Re: Kolmogorov-Smirnov 2-sample test
- To: mathgroup at smc.vnet.net
- Subject: [mg111088] Re: Kolmogorov-Smirnov 2-sample test
- From: Bill Rowe <readnews at sbcglobal.net>
- Date: Tue, 20 Jul 2010 03:41:51 -0400 (EDT)
On 7/19/10 at 2:11 AM, aaronbramson at gmail.com (Aaron Bramson) wrote: >I would like to perform a 2-sample k-s test. I've seen some posts >on the archive about the one-sample goodness-of-fit version of the >Kolgomorov-Smirnov test, but I'm interested in the 2-sample version. >Here's a description of the method: >http://en.wikipedia.org/wiki/Kolmogorov%E2%80%93Smirnov_test#Two- >sample_Kolmogorov.E2.80. 93Smirnov_test >I think all the necessary components are available; e.g. >Accumulate[BinCounts[_list_]] to get the ecdf of both datasets, abs, >max of a list, etc.
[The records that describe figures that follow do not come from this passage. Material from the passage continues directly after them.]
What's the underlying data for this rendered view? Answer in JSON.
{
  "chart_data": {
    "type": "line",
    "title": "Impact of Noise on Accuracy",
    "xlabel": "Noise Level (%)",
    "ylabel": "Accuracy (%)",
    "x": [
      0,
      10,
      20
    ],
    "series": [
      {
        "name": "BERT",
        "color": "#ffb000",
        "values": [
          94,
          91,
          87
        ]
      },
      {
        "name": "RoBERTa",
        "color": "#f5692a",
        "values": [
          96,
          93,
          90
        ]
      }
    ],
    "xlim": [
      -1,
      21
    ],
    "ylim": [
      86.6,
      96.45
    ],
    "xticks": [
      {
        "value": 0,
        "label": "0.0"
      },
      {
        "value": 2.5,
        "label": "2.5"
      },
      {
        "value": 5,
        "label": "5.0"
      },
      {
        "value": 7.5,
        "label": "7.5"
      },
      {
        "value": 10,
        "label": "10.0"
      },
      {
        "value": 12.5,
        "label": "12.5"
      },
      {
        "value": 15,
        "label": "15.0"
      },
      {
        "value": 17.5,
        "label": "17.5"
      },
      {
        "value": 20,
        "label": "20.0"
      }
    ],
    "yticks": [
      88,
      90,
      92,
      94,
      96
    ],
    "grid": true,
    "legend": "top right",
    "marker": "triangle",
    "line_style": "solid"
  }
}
But the data management is a bit above my >current skill level. Also, since all other software packages seem >to include this test capability, I would be really surprised if >there wasn't a package somewhere that included it by now, but I've >searched a lot and can't find it. Can anybody help me locate this >this? >Alternatively, would anybody like to work with me to build this in >case it can't be found? It is simple to create a function that will do what is needed. For example, ksTwoSampleTest[xdata_, ydata_] := Module[{nx, ny, k}, {nx, ny} = Length /@ {xdata, ydata}; k = Max[nx, ny]; Sqrt[nx ny/(nx + ny)] Max@ Table[Abs[Quantile[xdata, x/k] - Quantile[ydata, x/k]], {x, k}]] Note, while this is a simple implementation it may not be optimal for large data sets. My *guess* is by using Quantile and not pre-sorting the data, there is more work being done by this code than is really needed. i suspect that the approach I've used here has a complexity of order n^2 which should't be a problem for modest data sets but will certainly be an issue for large data sets.